A tree creaks in the breeze. He pulls back from her, eyes wide as he peers into the shadows.
“I don’t know how you are so comfortable out here alone.”
With pride, she responds, “This is my home.”
He looks at her with a face stuck somewhere between puzzlement and awe.
“Lara, I have bought you something.”
Lara, a name she had offered him that is far from her own. Her name which he would not be able to hear in its entirety, let alone speak. She nods as he takes her hand and leads her out further into the clearing, deeper into the light of the moon. With almost the same apprehension Devan had of shadows between trees, she looks up at the scattering of clouds.

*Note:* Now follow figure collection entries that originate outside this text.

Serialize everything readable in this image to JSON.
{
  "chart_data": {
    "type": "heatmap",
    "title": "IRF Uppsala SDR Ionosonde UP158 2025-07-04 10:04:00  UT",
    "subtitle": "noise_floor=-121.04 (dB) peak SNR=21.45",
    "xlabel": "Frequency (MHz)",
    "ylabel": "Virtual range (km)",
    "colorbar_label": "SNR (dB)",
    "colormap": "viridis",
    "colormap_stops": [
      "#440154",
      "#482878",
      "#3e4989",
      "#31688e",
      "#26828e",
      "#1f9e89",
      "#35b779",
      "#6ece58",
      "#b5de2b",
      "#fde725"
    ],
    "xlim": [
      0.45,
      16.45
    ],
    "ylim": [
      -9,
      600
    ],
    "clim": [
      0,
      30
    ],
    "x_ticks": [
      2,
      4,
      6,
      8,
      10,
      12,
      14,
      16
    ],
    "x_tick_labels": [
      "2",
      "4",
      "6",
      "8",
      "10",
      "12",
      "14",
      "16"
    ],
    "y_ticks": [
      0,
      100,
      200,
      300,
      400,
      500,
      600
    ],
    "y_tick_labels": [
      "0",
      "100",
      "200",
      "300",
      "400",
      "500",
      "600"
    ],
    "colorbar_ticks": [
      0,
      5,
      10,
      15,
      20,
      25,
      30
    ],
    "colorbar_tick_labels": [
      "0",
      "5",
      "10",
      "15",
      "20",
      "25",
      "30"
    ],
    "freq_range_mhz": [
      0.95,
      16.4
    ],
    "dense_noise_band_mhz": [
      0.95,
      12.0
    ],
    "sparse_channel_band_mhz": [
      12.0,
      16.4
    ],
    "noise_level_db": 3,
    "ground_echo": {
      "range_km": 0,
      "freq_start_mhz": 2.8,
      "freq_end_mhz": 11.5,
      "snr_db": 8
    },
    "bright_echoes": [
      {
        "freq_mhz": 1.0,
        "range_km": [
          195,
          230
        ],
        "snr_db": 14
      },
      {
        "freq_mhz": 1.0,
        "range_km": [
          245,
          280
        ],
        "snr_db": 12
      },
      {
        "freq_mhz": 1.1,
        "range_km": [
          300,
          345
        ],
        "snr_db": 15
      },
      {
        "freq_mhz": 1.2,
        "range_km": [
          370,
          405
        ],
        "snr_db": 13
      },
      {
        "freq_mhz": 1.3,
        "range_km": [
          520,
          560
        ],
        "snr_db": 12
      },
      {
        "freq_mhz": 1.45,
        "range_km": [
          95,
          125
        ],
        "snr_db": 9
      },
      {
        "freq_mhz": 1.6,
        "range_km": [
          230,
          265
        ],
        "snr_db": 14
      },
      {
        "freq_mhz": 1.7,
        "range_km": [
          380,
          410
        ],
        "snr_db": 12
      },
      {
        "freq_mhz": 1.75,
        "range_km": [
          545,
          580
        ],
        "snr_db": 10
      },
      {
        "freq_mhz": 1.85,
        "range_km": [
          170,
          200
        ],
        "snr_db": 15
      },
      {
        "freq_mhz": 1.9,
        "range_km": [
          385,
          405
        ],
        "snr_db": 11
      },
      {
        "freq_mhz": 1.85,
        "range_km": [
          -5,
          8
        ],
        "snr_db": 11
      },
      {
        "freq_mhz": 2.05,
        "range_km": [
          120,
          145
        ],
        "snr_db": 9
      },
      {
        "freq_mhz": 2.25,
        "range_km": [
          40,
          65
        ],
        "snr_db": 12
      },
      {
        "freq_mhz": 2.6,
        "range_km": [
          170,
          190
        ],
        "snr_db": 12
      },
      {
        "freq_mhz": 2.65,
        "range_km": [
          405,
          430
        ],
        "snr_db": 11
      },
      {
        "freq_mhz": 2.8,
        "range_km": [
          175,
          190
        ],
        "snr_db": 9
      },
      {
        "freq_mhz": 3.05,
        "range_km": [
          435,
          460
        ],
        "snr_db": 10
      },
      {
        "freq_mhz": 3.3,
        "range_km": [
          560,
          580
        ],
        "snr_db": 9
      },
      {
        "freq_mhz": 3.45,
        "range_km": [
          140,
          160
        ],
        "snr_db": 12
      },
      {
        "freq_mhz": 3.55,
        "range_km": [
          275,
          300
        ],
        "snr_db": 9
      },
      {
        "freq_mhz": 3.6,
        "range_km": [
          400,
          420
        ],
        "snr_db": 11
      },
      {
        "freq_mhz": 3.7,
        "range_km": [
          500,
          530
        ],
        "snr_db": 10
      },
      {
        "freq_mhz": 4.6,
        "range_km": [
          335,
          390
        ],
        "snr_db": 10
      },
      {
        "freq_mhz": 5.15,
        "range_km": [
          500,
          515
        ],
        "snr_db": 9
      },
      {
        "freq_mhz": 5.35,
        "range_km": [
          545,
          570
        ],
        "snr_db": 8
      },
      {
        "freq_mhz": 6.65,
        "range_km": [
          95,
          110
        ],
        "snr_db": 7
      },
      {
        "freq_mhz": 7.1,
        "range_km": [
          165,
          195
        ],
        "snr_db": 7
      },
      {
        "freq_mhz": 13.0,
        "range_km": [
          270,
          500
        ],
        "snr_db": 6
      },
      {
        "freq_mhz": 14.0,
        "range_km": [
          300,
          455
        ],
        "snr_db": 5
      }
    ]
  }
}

If any one of those were to obscure the moon.
She is, at once, distracted as Devan takes to a knee before her. Such a peculiar gesture, of which humans have many. She dismisses any thoughts of playfulness upon noticing the trembling of Devan’s hands as he produces something from his pocket. A ring. She has heard of this offering. A symbolic devotion to a mate. The ring catches the moonlight.
She recoils at the same time a cloud’s shadow falls upon them both. She flees into the wood. The shock keeping Devan from seeing her true form materializing.
Devan calls into the trees, “Does the ring offend you that it is not of gold. I only chose silver as I felt it might suit your complexion. I did not mean to appear cheap or undervalue the vow I wish to make.”
It is so like men to be placing value on such arbitrary things as metal and stone. But still yet, she longs to go to him, to assure him that this simply isn't true. She would have accepted the vow should it have offered it with a handful of dirt.
Just out of sight, she paces. Her heart beating so hard, even his useless ears should surely hear it.
“My love?”, he calls.
The waver in his voice breaks her composure. Fighting every instinct, she takes a step toward him. Her paw almost silent on the bracken, it is instead her eyes that catch his attention. She can see his muscles tense as if to run from her. Unexpectedly, he holds his ground.
“I had always suspected. I’d heard the rumours, but you are nothing of what they talk about in the stories.”
Could his love really be that great that he loves her still? Or perhaps this has all been a cruel trick to gain her trust. To make her vulnerable. She takes a step back, momentarily breaking eye contact.
“I swear it, my love. I will destroy whom ever placed this curse upon you!”
She snaps back to attention. She was born, not made.
“Please, I could find a cure for this affliction.”
She leaps at him, pinning him to the forest floor. A growl growing from deep within her chest. The fear in his eyes hurting as much as his misunderstanding of her. The moon breaks from the clouds, and she is human once more. She slumps into the arms of the man she thought she had loved.
Ever so quietly she speaks, “how can you not see that it is the moonlight that betrays me. Being human is the curse.”
The moonlight continues to shift as she leaves him there. She allows her forest, her shadows, to accept her in a way that she now knows, no human ever could.